Delaware General Assembly starts second leg of session

DOVER — The second leg of the 148th General Assembly began Tuesday with lawmakers returning to the state capitol after their annual six-month break.

The legislators dispensed pleasantries, a new member was sworn in and all the people in Legislative Hall welcomed the resumption of the session — even if some did so slightly grudgingly.

Rep. David Bentz, D-Newark, who won a September special election for the 18th District, formally took his new post.

There was a positive buzz in the air Tuesday. Many lawmakers said the second half of 2015 had gone by practically in a blur and they were excited to return to the capitol again.

“Welcome back, and I’ll tell you, sitting up here, I really missed that beehive of activity that I’ve just been watching for the last five to 10 minutes. It’s really good to be back,” Speaker of the House Pete Schwartzkopf, D-Rehoboth Beach, said.

It was a day for greetings and celebrations with Rep. Trey Paradee, D-Cheswold, bringing a puppy, Rep. Sean Lynn, D-Dover, accompanied by one of his daughters, and Rep. Bentz welcoming five family members there for his swearing-in ceremony.

Little actual business was done, but the first day usually is reserved for ceremonial tidings. Business as usual will begin today with committee hearings. Legislators will discuss bills on the floor Thursday.

In a move not seen in 39 years, Rep. John Kowalko, D-Newark, plans to push an override of a gubernatorial veto. He is seeking to overturn Gov. Jack Markell’s July veto of a bill allowing parents to opt their children out of standardized tests.

All that will come, with discussions on the budget, the death penalty and taxes over the next five-plus months, but Tuesday the focus was simply on beginning the session, greeting friends and wishing for the best.

In the daily prayer, Rep. Earl Jaques, D-Newark, referenced the 1,700 layoffs announced by DuPont last month, calling lawmakers to remember those whose lives were “turned upside down by the receipt of the pink slip.”

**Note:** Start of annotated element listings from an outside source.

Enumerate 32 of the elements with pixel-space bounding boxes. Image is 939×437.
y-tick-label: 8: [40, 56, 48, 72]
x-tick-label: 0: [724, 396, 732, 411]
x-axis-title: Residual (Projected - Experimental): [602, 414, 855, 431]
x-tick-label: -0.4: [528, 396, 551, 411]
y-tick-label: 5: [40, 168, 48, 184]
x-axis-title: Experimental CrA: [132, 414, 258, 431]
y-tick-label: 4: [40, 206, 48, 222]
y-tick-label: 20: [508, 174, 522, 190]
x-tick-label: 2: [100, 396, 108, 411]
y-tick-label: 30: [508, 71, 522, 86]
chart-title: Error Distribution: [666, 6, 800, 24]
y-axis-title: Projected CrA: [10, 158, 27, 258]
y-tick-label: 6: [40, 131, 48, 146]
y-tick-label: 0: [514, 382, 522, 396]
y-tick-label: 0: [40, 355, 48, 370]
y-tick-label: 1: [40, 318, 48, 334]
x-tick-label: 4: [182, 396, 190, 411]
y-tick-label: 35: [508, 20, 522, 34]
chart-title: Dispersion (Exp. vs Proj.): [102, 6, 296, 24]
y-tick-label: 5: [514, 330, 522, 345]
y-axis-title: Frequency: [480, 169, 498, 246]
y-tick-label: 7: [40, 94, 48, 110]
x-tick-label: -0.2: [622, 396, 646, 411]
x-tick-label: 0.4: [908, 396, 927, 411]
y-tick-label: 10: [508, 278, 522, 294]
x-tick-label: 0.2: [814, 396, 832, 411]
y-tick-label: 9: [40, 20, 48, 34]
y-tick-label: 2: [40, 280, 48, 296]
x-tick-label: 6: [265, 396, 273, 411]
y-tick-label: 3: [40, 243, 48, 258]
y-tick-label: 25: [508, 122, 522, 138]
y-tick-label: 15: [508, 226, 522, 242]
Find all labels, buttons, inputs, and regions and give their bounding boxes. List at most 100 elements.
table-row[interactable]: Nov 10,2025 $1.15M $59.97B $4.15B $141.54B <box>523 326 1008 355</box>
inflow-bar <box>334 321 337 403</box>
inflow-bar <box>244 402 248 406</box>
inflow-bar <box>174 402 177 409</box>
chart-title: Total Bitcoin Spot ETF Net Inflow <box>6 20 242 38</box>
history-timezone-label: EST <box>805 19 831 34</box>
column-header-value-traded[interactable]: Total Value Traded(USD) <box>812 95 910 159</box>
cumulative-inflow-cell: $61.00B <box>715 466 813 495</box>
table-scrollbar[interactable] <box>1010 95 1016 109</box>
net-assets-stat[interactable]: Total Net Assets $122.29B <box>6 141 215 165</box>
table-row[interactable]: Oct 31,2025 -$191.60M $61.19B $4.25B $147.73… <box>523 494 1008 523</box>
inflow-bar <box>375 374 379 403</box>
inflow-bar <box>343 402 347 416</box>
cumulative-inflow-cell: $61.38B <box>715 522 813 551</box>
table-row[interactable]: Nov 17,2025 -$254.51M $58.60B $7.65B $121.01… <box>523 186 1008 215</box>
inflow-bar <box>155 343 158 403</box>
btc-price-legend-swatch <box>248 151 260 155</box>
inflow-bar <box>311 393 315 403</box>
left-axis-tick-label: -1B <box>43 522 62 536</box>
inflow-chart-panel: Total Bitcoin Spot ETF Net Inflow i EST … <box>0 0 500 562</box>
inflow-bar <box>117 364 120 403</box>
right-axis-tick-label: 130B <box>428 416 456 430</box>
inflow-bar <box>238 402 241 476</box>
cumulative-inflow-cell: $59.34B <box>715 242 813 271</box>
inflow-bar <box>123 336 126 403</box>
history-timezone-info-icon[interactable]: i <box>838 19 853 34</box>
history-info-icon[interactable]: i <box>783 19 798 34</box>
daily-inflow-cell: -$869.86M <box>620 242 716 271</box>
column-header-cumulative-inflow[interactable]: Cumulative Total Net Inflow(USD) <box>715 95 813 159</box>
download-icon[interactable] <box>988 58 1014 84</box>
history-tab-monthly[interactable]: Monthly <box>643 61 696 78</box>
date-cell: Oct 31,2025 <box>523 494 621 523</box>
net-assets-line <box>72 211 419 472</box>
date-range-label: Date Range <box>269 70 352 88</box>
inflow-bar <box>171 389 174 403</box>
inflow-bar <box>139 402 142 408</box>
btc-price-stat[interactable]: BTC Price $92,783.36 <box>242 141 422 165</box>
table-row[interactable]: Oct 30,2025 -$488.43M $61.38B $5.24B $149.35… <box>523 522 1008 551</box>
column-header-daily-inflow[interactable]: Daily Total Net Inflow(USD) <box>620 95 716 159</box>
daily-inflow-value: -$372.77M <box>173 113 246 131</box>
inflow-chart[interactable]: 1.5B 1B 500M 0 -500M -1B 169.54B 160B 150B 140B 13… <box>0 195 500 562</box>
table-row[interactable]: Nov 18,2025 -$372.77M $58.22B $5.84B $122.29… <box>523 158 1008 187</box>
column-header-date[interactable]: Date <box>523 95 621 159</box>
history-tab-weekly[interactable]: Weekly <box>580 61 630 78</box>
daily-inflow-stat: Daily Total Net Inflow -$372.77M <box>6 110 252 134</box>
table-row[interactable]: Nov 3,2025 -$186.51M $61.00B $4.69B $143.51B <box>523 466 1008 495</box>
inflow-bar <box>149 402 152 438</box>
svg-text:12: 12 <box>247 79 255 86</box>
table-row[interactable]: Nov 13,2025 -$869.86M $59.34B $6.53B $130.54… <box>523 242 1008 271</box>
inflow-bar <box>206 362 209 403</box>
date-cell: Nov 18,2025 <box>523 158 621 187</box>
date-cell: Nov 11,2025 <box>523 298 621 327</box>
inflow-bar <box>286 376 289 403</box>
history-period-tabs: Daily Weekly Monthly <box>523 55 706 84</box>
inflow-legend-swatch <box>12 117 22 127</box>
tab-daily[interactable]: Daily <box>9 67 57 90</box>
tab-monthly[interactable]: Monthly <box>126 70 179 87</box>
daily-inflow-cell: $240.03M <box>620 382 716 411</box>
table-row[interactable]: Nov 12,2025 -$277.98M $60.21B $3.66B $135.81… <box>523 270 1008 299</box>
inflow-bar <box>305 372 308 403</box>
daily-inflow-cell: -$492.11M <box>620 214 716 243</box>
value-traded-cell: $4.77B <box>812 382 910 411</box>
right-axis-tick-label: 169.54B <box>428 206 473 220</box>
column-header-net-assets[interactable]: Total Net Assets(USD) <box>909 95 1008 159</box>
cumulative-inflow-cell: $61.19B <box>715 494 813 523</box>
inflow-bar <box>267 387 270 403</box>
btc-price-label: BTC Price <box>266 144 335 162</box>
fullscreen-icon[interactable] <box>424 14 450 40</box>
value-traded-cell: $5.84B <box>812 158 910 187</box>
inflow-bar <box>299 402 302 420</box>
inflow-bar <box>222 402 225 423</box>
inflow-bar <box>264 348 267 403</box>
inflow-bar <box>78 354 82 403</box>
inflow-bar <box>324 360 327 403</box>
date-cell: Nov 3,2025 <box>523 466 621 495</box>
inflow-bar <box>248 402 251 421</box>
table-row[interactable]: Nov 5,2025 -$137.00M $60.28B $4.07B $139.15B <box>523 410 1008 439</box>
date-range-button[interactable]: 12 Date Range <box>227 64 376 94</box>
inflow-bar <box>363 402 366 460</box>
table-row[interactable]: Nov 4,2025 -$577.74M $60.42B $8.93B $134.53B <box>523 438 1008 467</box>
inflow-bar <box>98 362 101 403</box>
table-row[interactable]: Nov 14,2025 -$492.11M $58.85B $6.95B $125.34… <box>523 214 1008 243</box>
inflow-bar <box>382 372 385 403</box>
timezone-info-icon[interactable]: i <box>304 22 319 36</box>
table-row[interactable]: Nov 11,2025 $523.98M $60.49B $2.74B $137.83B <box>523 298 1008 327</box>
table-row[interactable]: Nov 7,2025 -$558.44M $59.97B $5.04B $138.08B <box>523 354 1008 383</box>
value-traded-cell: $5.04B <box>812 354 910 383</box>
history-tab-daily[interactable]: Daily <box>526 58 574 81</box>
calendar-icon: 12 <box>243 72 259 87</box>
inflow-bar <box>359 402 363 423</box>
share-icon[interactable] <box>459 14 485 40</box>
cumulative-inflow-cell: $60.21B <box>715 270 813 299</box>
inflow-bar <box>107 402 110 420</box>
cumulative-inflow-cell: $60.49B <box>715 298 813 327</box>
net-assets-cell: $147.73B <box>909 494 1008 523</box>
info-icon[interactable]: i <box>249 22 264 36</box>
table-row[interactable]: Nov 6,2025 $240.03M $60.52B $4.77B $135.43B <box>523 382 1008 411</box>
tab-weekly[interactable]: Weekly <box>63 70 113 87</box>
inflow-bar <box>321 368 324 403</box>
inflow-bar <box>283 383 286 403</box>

Lawmakers paid tribute to Rep. Larry Mitchell, D-Wilmington, whose wife recently died.

“I consider you all my family,” Rep. Mitchell said.

Rep. Lyndon Yearick, R-Camden, was one of several lawmakers who said he felt as though he had barely left the capitol on the morning of July 1 when the second leg of the session began.

For Rep. Bryon Short, D-Arden, it was the “last first day” of his legislative career. Rep. Short, first elected in a 2007 special election, is running for the U.S. House of Representatives, meaning he has to give up his seat. He’s at peace with that fact, he said.

On Tuesday, Legislative Hall was the busiest it had been in six months, with lobbyists, aides, lawmakers, reporters and others in the building for the kickoff.

The General Assembly also honored the new poets laureate, Nnamdi Chukwuocha and Albert Mills, who were announced in December.

Dozens of bills will be heard in committee today, including proposals to formally apologize for slavery, change the state’s corporate income tax and expand after-school programs.